Page:Coppée - Œuvres complètes, Poésies, t1, 1885.djvu/316

Cette page n’a pas encore été corrigée

Il saignait, il criait. Je ne crois pas qu’on puisse
Voir cela sans horreur, et chacun étouffait ;
Mais nos vieux officiers prétendent qu’on s’y fait.
On nous a portés tous à l’ordre de l’armée.
Moi, j’ai tiré des coups de feu dans la fumée
Et j’ai marché toujours en avant, sans rien voir.

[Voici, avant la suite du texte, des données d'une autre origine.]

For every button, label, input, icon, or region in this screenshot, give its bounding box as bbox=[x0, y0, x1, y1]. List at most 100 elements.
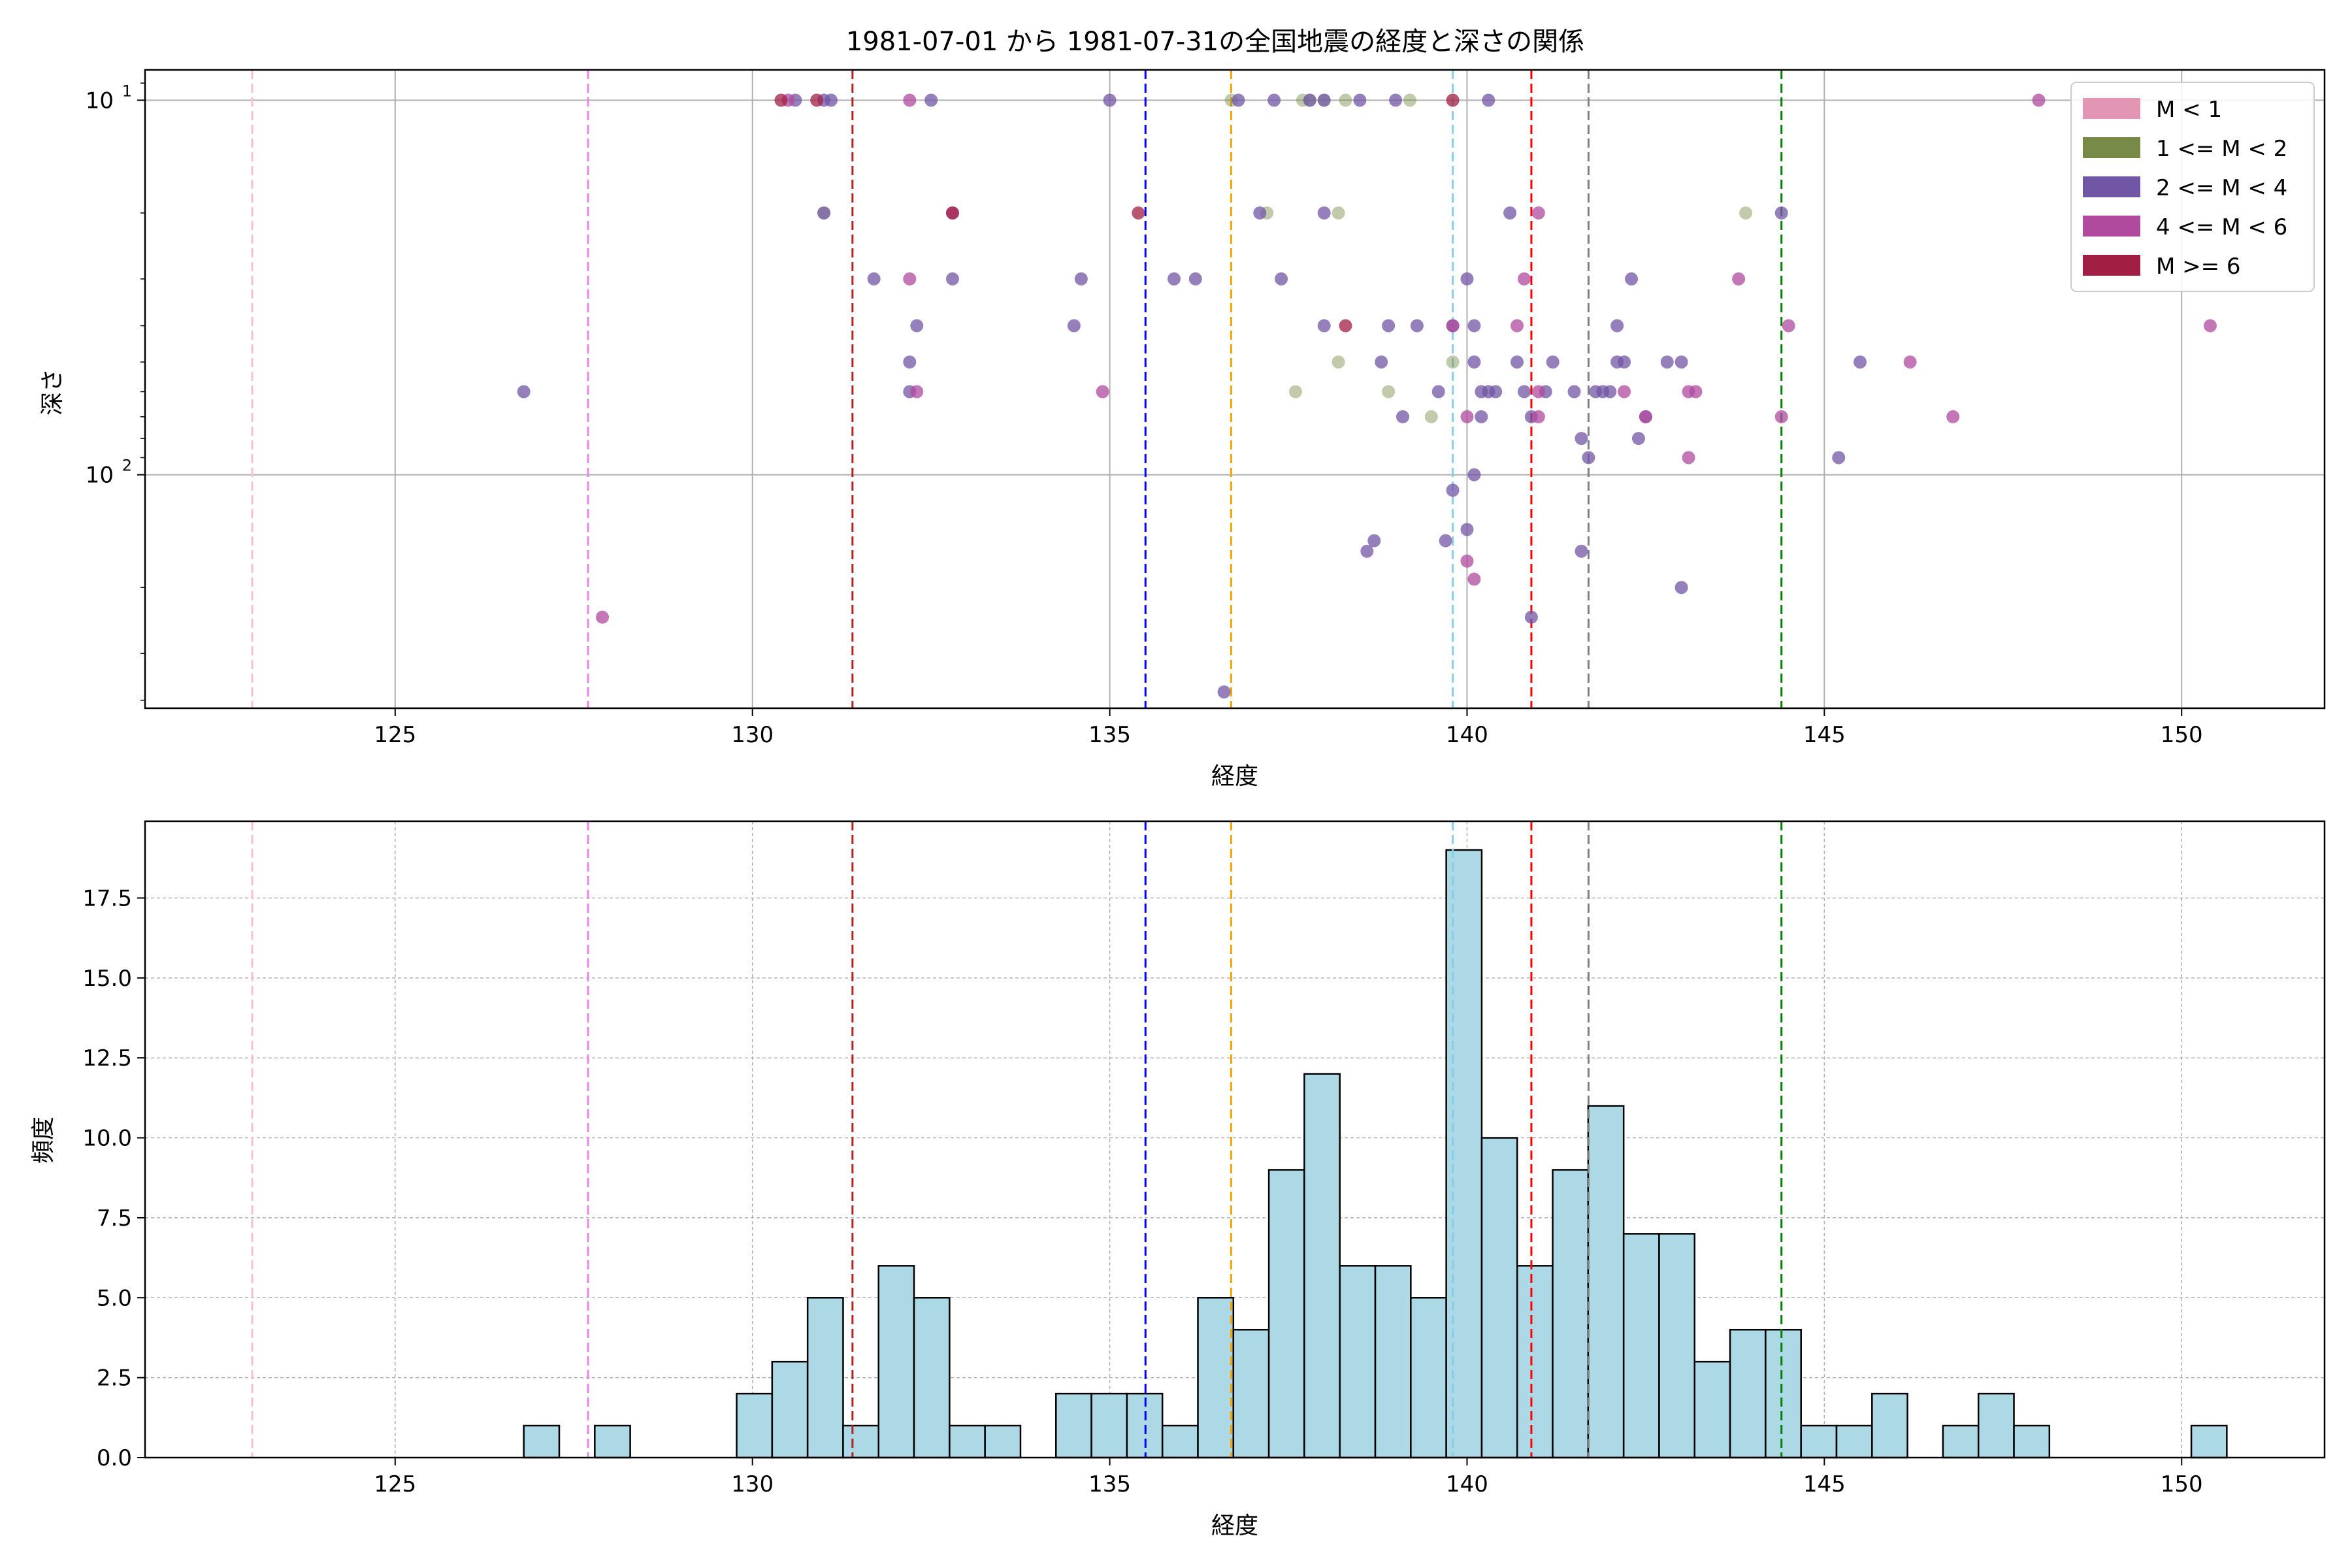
scatter-point bbox=[1317, 319, 1331, 333]
scatter-point bbox=[2032, 93, 2046, 107]
scatter-point bbox=[1353, 93, 1367, 107]
histogram-bar bbox=[594, 1424, 631, 1459]
scatter-point bbox=[910, 319, 924, 333]
scatter-point bbox=[1511, 319, 1524, 333]
scatter-point bbox=[867, 272, 881, 286]
scatter-point bbox=[1331, 206, 1345, 220]
histogram-bar bbox=[984, 1424, 1022, 1459]
scatter-point bbox=[1854, 355, 1867, 369]
scatter-point bbox=[1682, 451, 1695, 465]
histogram-bar bbox=[1765, 1328, 1802, 1459]
scatter-point bbox=[1253, 206, 1267, 220]
scatter-point bbox=[2203, 319, 2217, 333]
histogram-bar bbox=[1161, 1424, 1199, 1459]
scatter-point bbox=[1575, 432, 1588, 446]
histogram-bar bbox=[1303, 1073, 1341, 1459]
scatter-point bbox=[1946, 410, 1960, 423]
histogram-y-tick-label: 10.0 bbox=[82, 1126, 132, 1152]
scatter-point bbox=[1467, 355, 1481, 369]
scatter-point bbox=[903, 93, 917, 107]
scatter-point bbox=[1339, 93, 1352, 107]
scatter-point bbox=[817, 206, 831, 220]
histogram-bar bbox=[1622, 1233, 1660, 1459]
scatter-point bbox=[1232, 93, 1245, 107]
scatter-point bbox=[1382, 319, 1396, 333]
scatter-point bbox=[1689, 385, 1703, 399]
histogram-x-tick-label: 130 bbox=[731, 1471, 774, 1497]
histogram-bar bbox=[1729, 1328, 1767, 1459]
histogram-bar bbox=[1445, 849, 1483, 1459]
histogram-bar bbox=[1977, 1392, 2015, 1459]
legend-label: M < 1 bbox=[2156, 97, 2222, 123]
scatter-point bbox=[1517, 272, 1531, 286]
scatter-x-tick-label: 145 bbox=[1803, 722, 1846, 748]
legend-swatch bbox=[2083, 255, 2140, 276]
scatter-point bbox=[1074, 272, 1088, 286]
scatter-x-tick-label: 140 bbox=[1446, 722, 1488, 748]
scatter-point bbox=[1288, 385, 1302, 399]
scatter-point bbox=[1531, 410, 1545, 423]
histogram-y-tick-label: 5.0 bbox=[97, 1285, 132, 1311]
scatter-plot-frame bbox=[144, 69, 2326, 710]
histogram-bar bbox=[949, 1424, 986, 1459]
scatter-x-axis-label: 経度 bbox=[1211, 763, 1258, 790]
scatter-point bbox=[1446, 355, 1460, 369]
scatter-point bbox=[1103, 93, 1117, 107]
histogram-y-tick-label: 17.5 bbox=[82, 885, 132, 911]
scatter-point bbox=[1531, 206, 1545, 220]
scatter-point bbox=[924, 93, 938, 107]
scatter-point bbox=[1531, 385, 1545, 399]
scatter-point bbox=[1903, 355, 1917, 369]
histogram-bar bbox=[1232, 1328, 1270, 1459]
scatter-point bbox=[596, 610, 610, 624]
scatter-point bbox=[1403, 93, 1416, 107]
scatter-point bbox=[1446, 319, 1460, 333]
histogram-x-tick-label: 145 bbox=[1803, 1471, 1846, 1497]
legend-label: 2 <= M < 4 bbox=[2156, 175, 2287, 201]
scatter-point bbox=[945, 272, 959, 286]
histogram-ticks: 125 130 135 140 145 150 0.0 2.5 5.0 7.5 10.0 12.5 15… bbox=[82, 885, 2202, 1497]
scatter-grid bbox=[145, 70, 2325, 708]
scatter-x-tick-label: 150 bbox=[2161, 722, 2203, 748]
scatter-point bbox=[1660, 355, 1674, 369]
scatter-y-tick-exponent: 1 bbox=[122, 82, 132, 100]
scatter-y-tick-exponent: 2 bbox=[122, 457, 132, 475]
scatter-point bbox=[1431, 385, 1445, 399]
histogram-bar bbox=[771, 1360, 809, 1459]
scatter-point bbox=[1410, 319, 1424, 333]
histogram-y-axis-label: 頻度 bbox=[30, 1117, 57, 1164]
histogram-bar bbox=[1835, 1424, 1873, 1459]
scatter-point bbox=[1631, 432, 1645, 446]
scatter-y-tick-label: 10 bbox=[86, 88, 114, 114]
scatter-point bbox=[910, 385, 924, 399]
scatter-legend-box bbox=[2070, 82, 2315, 292]
histogram-bar bbox=[1197, 1297, 1235, 1459]
scatter-point bbox=[1317, 93, 1331, 107]
scatter-point bbox=[1389, 93, 1403, 107]
scatter-point bbox=[825, 93, 838, 107]
scatter-point bbox=[1446, 483, 1460, 497]
scatter-point bbox=[1618, 355, 1631, 369]
histogram-bar bbox=[1516, 1265, 1554, 1459]
scatter-point bbox=[1489, 385, 1503, 399]
scatter-x-tick-label: 125 bbox=[374, 722, 416, 748]
scatter-point bbox=[1460, 272, 1474, 286]
histogram-bar bbox=[1480, 1137, 1518, 1459]
histogram-bars bbox=[523, 849, 2228, 1459]
scatter-point bbox=[1382, 385, 1396, 399]
scatter-point bbox=[1275, 272, 1288, 286]
histogram-bar bbox=[2190, 1424, 2228, 1459]
legend-swatch bbox=[2083, 137, 2140, 158]
scatter-point bbox=[1618, 385, 1631, 399]
scatter-point bbox=[1267, 93, 1281, 107]
scatter-point bbox=[1339, 319, 1352, 333]
histogram-bar bbox=[1339, 1265, 1377, 1459]
scatter-reference-lines bbox=[251, 70, 1783, 708]
histogram-x-tick-label: 150 bbox=[2161, 1471, 2203, 1497]
figure-title: 1981-07-01 から 1981-07-31の全国地震の経度と深さの関係 bbox=[846, 27, 1584, 57]
legend-label: 4 <= M < 6 bbox=[2156, 214, 2287, 240]
scatter-point bbox=[1774, 410, 1788, 423]
scatter-panel: 125 130 135 140 145 150 10 1 10 2 経度 深さ M < 1 1 <=… bbox=[39, 69, 2326, 790]
histogram-bar bbox=[913, 1297, 951, 1459]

Enfin on a sonné la retraite, et, le soir,
Un vieux, au képi d’or, qui tordait sa barbiche
Et qui de compliments paraît être assez chiche,
Nous a dit : « Nom de nom ! mes enfants, c’est très-bien ! »
Et quoiqu’il blasphémât, c’est vrai, comme un païen,
Et qu’il lançât sur nous un regard diabolique,
Nous avons tous crié : « Vive la République ! »
— Ce mot-là, c’est toujours du français, n’est-ce pas ? –
Quelques-uns d’entre nous se plaignent bien tout bas
Et sont, avec raison, mécontents qu’on ricane
De notre vieil abbé qui trousse sa soutane,
Marche à côté de nous droit au-devant du feu
Et parle à nos blessés du pays et de Dieu ;
Mais aux mauvais railleurs nous faisons la promesse
De bien montrer comment on meurt, après la messe.
— Nous avons traversé Paris. Il m’a fait peur.
Puis nous l’avons trouvé dans la grande stupeur,
Sombre et lisant tout haut des journaux dans les rues.
Huit jours les habitants logèrent les recrues.